The Euro Diaries: The 10 Tastings of Copenhagen

This was our third tasting in Europe this year, and it was the third time that we started off with open-faced sandwiches. I was intrigued, and truly enjoying it, because there’s something enticing and fun (and messy) about open-faced sandwiches, particularly when they’re done up so attractively. Moreover, it was interesting to see how the simple open-faced sandwich can be so diverse in its offerings, for they were distinctly different from one another in Prague, Malmö, and now here in Copenhagen.

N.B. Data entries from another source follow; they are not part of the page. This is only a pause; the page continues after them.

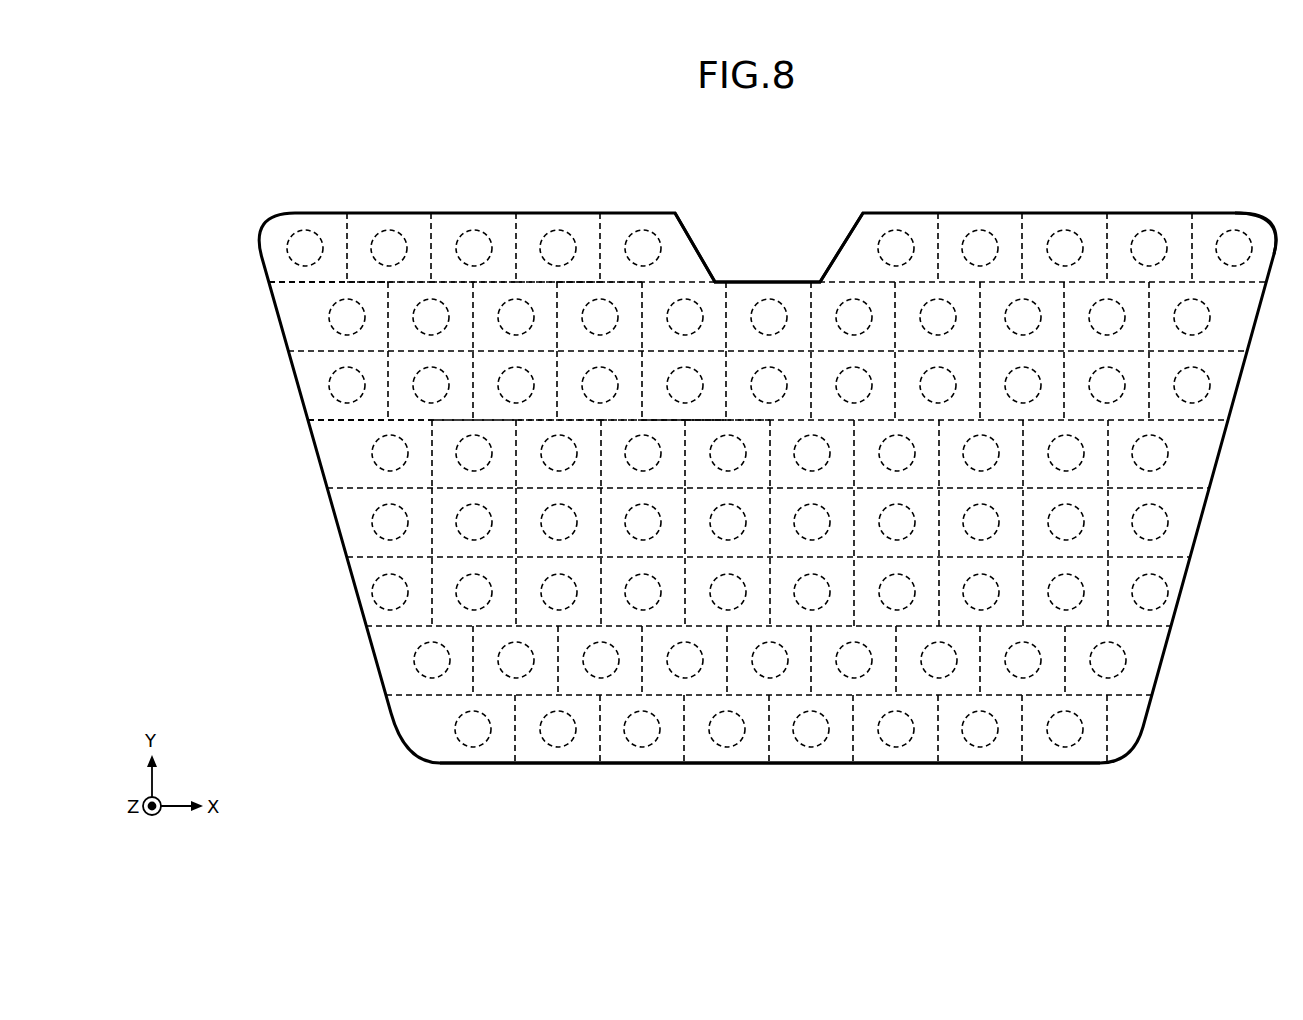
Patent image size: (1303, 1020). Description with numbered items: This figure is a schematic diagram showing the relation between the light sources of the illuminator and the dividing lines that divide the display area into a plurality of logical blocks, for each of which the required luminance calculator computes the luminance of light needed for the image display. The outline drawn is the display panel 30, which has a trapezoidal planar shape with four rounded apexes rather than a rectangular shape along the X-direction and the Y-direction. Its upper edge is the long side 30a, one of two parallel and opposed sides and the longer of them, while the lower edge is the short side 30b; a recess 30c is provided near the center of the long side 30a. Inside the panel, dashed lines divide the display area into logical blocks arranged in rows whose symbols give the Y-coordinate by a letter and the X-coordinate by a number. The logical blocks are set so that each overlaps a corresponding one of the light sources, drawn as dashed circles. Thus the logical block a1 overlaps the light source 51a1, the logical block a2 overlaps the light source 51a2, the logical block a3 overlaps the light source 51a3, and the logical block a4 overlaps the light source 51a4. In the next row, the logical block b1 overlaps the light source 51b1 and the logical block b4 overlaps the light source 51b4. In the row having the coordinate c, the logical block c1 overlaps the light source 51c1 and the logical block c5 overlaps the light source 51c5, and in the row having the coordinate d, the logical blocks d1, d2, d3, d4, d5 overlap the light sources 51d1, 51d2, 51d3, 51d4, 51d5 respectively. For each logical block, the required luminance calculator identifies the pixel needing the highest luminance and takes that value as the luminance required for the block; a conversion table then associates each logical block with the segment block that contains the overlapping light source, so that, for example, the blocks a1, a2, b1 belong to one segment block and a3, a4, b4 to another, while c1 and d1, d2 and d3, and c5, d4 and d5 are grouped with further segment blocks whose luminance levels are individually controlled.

The display panel 30 is at (258, 117).
The long side 30a is at (1216, 207).
The short side 30b is at (1053, 774).
The recess 30c is at (800, 272).
The logical block a1 is at (334, 223).
The logical block a2 is at (412, 223).
The logical block a3 is at (500, 223).
The logical block a4 is at (575, 223).
The logical block b1 is at (283, 292).
The logical block b4 is at (617, 298).
The logical block c1 is at (303, 362).
The logical block c5 is at (654, 378).
The logical block d1 is at (320, 432).
The logical block d2 is at (445, 477).
The logical block d3 is at (525, 472).
The logical block d4 is at (609, 472).
The logical block d5 is at (694, 472).
The light source 51a1 is at (306, 223).
The light source 51a2 is at (390, 223).
The light source 51a3 is at (474, 223).
The light source 51a4 is at (558, 223).
The light source 51b1 is at (329, 318).
The light source 51b4 is at (603, 298).
The light source 51c1 is at (329, 386).
The light source 51c5 is at (700, 370).
The light source 51d1 is at (330, 459).
The light source 51d2 is at (473, 472).
The light source 51d3 is at (572, 465).
The light source 51d4 is at (656, 465).
The light source 51d5 is at (741, 465).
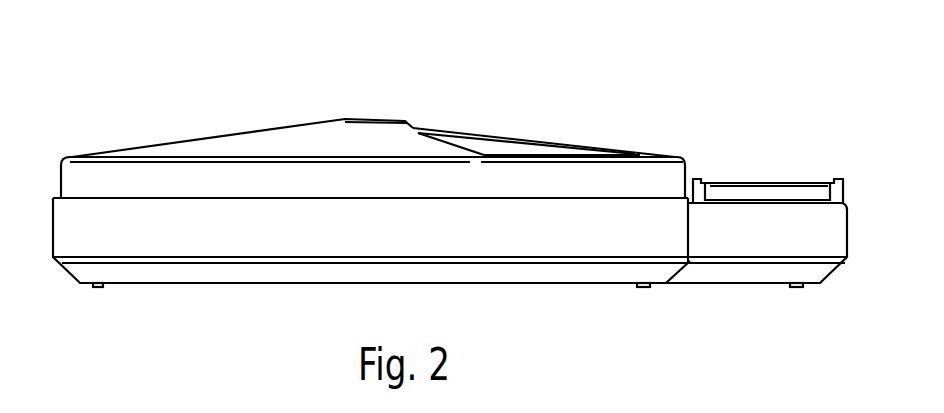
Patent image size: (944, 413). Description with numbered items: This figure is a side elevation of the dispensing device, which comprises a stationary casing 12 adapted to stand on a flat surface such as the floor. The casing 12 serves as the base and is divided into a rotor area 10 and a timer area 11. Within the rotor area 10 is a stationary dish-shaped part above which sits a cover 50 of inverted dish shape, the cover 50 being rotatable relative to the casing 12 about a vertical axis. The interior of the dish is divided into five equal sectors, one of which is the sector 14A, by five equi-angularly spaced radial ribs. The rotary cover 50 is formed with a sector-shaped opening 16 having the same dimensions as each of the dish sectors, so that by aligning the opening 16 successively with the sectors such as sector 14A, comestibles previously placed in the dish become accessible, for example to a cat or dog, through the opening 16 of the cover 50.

The rotor area 10 is at (207, 112).
The timer area 11 is at (763, 170).
The stationary casing 12 is at (195, 275).
The sector 14A is at (538, 152).
The sector-shaped opening 16 is at (500, 137).
The cover 50 is at (295, 137).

The Danes call it smørrebrød, which usually refers to a buttered rye bread base topped with meat, seafood, various spreads, garnishes and the likes. Le Pavé at the cheerful Gråbrødretorv Square serves up a notched-up array of smørrebrød, and all three varieties that we tried were delish. The first of these had a topping of herring with a creamy curry sauce, a half egg and capers. The second was topped with smoked salmon (smoked in-house, mind you) and shrimp with a dollop of mayo and dill. The third was essentially a tartlet with chicken, mushroom and greens.

Three varieties of smørrebrød

A short walk and some sight-seeing later, our next stop was Torvehallerne, a large indoor food market that offers local produce, as well as artisanal and gourmet food stuff. We started with some fiskefrikadeller (cod fish cakes) with rye bread, pickled turnip, a rémoulade and a wedge of lemon. The combination tasted really, really good. A proper winner.

Fiskefrikadeller

Next up was some frikadeller (meatballs) and flæskesteg (roast pork belly) with a beetroot relish. The pork belly had a nice crisp skin on it, and the meatballs were juicy and delicious. That beet relish was such a star, though, that it nearly outshone the mainstays.

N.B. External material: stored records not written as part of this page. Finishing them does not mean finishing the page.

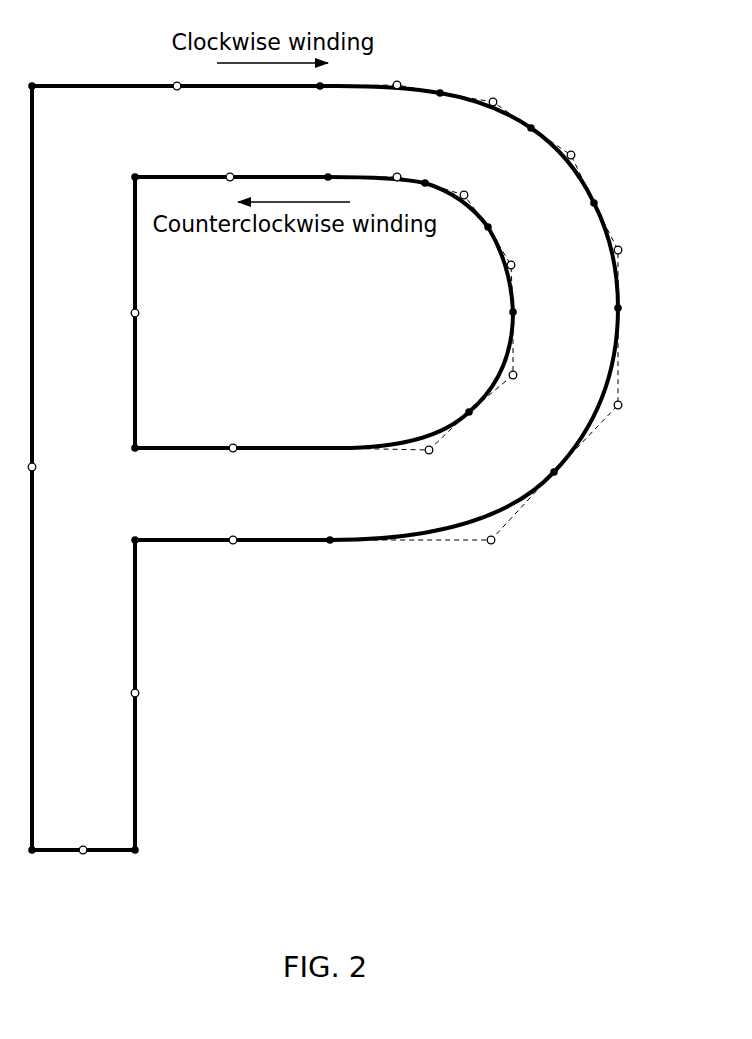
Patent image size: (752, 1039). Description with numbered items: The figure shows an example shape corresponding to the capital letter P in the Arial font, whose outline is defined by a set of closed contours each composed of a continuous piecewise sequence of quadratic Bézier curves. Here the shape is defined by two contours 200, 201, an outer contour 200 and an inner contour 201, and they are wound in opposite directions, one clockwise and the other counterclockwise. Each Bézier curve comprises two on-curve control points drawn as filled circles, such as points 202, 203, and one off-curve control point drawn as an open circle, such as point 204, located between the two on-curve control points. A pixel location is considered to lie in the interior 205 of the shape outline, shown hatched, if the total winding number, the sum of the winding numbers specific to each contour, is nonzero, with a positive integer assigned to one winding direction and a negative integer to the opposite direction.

The contour 200 is at (83, 84).
The contour 201 is at (277, 445).
The on-curve control point 202 is at (328, 547).
The on-curve control point 203 is at (558, 478).
The off-curve control point 204 is at (493, 547).
The interior 205 is at (168, 504).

Frikadeller and flæskesteg

Our guide Fabrine had picked up some Danish pastries from Emmerys for us to taste. Now, when the Danes say “Danish pastries”, they don’t mean the standard pastries that we generically refer to as Danish pastries anywhere and everywhere. They’re actual a much wider variety of authentic pastries with different components and flavours. The first (and my favourite!) was tebirkes, a flaky folded pastry with a layer of marzipan within and a layer of poppy seeds on top. It was yummy!

Tebirkes

Next was a classic spandauer pastry (familiar in appearance to most, I’m sure), but with a filling that we don’t often come across – rhubarb. I liked the sweet and tart balance of it. There was also a cardamom snurre (knotted bun), which was a refreshing difference from the more common cinnamon bun, kokostoppe (coconut cake – see Malmö) with chocolate on top, and the rich, dense and not-too-sweet rumkugler (chocolate rum balls).

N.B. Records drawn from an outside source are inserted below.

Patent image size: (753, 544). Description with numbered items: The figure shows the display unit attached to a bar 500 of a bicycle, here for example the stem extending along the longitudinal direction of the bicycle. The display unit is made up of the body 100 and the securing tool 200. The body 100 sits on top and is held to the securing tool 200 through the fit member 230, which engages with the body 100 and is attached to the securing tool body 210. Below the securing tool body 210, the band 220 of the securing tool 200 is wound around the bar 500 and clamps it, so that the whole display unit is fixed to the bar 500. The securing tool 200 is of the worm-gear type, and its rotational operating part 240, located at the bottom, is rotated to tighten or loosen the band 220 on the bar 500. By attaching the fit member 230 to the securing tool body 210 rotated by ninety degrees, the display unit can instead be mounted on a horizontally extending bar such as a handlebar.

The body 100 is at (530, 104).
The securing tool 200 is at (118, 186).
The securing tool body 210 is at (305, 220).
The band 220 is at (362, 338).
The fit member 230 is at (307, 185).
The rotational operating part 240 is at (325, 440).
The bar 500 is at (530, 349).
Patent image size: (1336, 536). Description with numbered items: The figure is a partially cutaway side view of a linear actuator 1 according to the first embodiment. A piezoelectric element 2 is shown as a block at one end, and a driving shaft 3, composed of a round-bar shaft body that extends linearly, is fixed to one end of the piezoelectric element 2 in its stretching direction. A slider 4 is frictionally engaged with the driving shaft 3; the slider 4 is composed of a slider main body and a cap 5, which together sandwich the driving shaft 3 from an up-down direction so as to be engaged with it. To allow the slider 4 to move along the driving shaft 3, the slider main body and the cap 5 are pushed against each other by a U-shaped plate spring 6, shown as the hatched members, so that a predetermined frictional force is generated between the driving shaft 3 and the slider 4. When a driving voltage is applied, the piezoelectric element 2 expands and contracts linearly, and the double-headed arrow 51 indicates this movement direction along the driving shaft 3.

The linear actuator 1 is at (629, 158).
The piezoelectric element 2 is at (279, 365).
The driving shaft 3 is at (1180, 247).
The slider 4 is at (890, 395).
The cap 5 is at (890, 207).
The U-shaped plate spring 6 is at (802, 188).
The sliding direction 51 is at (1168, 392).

Clockwise from bottom L: rhubarb spandauer, chocolate kokostoppe, rumkugler, cardamom snurre

Our final stop was at Summerbird, a Danish organic gourmet chocolatier. Of course, we tried everybody’s favourite flødeboller, a delightful tea cake with a biscuit base, marshmallow filling and chocolate coating. It was lovely. They also do a rhubarb version of it (there was a hint of tartness in the filling of this one), as well as many other flavoured gourmet chocolates. In the image with the classic flødeboller are amber chocolates with a hazelnut topping and a passion fruit filling.

We washed our tastings down with a beverage that was rather novel to us – sparkling rhubarb with vanilla. Enjoyably refreshing. And yes, the Danes are pretty innovative with their rhubarb!

Sparkling rhubarb with vanilla

Earlier on in the day, while on a walking tour of the city, Fabrine also introduced us to a couple of other sweet treats. The first was kanelbrød (cinnamon swirl bread), which was a fair bit different from the comparatively softer and smoother cinnamon bun.

Kanelbrød

The second was kransekage, a lovely little traditional cake made with marzipan. Perhaps a little on the sweet side for some, yes, but quite charming in its own way, I thought.